Persino il Codice Atlantico, che di atlantico ha soltanto il formato (da atlante), è una raccolta di mille fogli, schizzi e disegni leonardeschi di vario genere e qualità, messi insieme dai suoi allievi – in primis Francesco Melzi – molti anni dopo la morte del maestro. Insomma, Leonardo è universalmente noto come inventore dell’elicottero, del carro armato, del carro falciante, del paracadute e della bicicletta. Tutta farina del suo sacco? «Niente di più falso», spiega Mario Taddei, uno dei tre curatori di “Leonardo 3. Il mondo di Leonardo”, la mostra in corso a Milano nelle Sale del Re di Piazza della Scala (accesso dalla galleria Vittorio Emanuele II). «Carri, paracadute, bombarde e catapulte erano armi e invenzioni medievali che Leonardo studiava e ricopiava nei suoi taccuini. La bicicletta è una delle più grandi stupidaggini mai ricostruite!».

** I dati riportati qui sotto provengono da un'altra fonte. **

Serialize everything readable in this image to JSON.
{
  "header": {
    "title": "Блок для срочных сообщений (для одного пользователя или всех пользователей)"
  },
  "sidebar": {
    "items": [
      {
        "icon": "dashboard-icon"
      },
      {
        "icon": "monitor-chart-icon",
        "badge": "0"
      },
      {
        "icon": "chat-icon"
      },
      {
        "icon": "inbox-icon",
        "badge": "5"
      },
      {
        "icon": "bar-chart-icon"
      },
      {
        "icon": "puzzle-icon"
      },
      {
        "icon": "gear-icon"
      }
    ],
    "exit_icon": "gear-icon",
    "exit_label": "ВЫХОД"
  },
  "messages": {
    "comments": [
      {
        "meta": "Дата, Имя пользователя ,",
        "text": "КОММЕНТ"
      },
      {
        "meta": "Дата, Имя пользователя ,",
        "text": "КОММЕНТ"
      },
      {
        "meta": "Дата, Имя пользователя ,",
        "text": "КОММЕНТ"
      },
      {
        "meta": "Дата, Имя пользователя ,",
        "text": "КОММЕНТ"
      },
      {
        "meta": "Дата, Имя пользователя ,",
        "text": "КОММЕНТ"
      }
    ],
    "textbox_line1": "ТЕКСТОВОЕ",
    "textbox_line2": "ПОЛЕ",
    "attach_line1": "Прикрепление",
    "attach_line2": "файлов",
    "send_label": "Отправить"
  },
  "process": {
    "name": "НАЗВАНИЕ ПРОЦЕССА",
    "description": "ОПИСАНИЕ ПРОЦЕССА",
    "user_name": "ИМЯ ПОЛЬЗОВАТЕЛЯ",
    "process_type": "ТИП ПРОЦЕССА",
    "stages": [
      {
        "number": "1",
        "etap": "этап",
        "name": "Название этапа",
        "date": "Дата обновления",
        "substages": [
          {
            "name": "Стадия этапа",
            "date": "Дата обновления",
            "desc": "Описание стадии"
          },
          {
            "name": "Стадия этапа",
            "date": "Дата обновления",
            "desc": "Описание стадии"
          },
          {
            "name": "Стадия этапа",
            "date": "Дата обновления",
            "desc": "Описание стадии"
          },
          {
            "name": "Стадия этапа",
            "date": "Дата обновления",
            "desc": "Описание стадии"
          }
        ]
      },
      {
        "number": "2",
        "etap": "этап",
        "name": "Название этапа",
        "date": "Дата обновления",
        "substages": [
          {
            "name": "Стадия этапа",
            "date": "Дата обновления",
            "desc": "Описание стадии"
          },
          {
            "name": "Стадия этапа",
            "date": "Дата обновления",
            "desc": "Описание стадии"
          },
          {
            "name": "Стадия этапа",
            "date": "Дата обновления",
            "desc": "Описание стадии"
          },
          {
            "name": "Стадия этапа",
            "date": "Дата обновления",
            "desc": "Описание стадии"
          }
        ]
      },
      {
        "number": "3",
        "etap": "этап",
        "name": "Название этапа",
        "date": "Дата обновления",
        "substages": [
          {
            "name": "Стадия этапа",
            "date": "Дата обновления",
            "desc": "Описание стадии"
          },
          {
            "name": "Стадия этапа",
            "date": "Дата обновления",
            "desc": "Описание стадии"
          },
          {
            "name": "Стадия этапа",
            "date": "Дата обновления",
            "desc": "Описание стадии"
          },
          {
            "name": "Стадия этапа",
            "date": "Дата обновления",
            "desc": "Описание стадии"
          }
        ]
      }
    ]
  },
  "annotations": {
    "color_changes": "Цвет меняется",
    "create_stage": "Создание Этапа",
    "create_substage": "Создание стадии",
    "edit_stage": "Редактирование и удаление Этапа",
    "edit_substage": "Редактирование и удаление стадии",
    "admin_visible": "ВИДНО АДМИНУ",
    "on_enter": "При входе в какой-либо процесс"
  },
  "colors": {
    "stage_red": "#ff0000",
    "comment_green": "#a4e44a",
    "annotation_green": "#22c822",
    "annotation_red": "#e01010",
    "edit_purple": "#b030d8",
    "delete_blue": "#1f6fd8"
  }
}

La fama del Leonardo genio e inventore sembrerebbe una bufala ottocentesca. «Il segreto del suo successo sta nella sua grande curiosità – racconta Massimiliano Lisa altro curatore con Taddei ed Edoardo Zanon – e soprattutto nell’aver innovato e sperimentato senza paura di fallire, anche se moltissimi dei suoi progetti sono stati degli insuccessi». Basti pensare alle sue macchine volanti che non sono mai riuscite a volare, o alla sua Clavi-Viola, strumento musicale realmente funzionante, ma con un motore rumoroso. Oppure ai suoi dipinti murali realizzati con tecniche sperimentali che non hanno retto la sfida del tempo: la Battaglia di Anghiari si è distrutta ancora prima di essere terminata, mentre il Cenacolo è giunto sino a noi, ma solo come un’immagine sbiadita di quel che fu appena terminato.
Novantamila visite
«Per me Leonardo è e resta anzitutto, o forse soltanto, un pittore», risponde a caldo Edoardo Villata, docente di Storia dell’arte moderna all’Università Cattolica di Milano e autorevole studioso dei codici vinciani. «Se Leonardo avesse fatto tutto quello che ha fatto, tranne dipingere – prosegue Villata –, sarebbe solo interessante per i suoi studi anatomici e geologici, con concezioni parallele (ma non in anticipo) a quelle espresse da Baldassare Castiglione. Tuttavia, non è con il progetto di un ponte mobile, di un rudimentale girarrosto o di una cassaforte a incastro, più una quantità di macchine che regolarmente non funzionano, che si diventa una delle figure portanti della civiltà occidentale.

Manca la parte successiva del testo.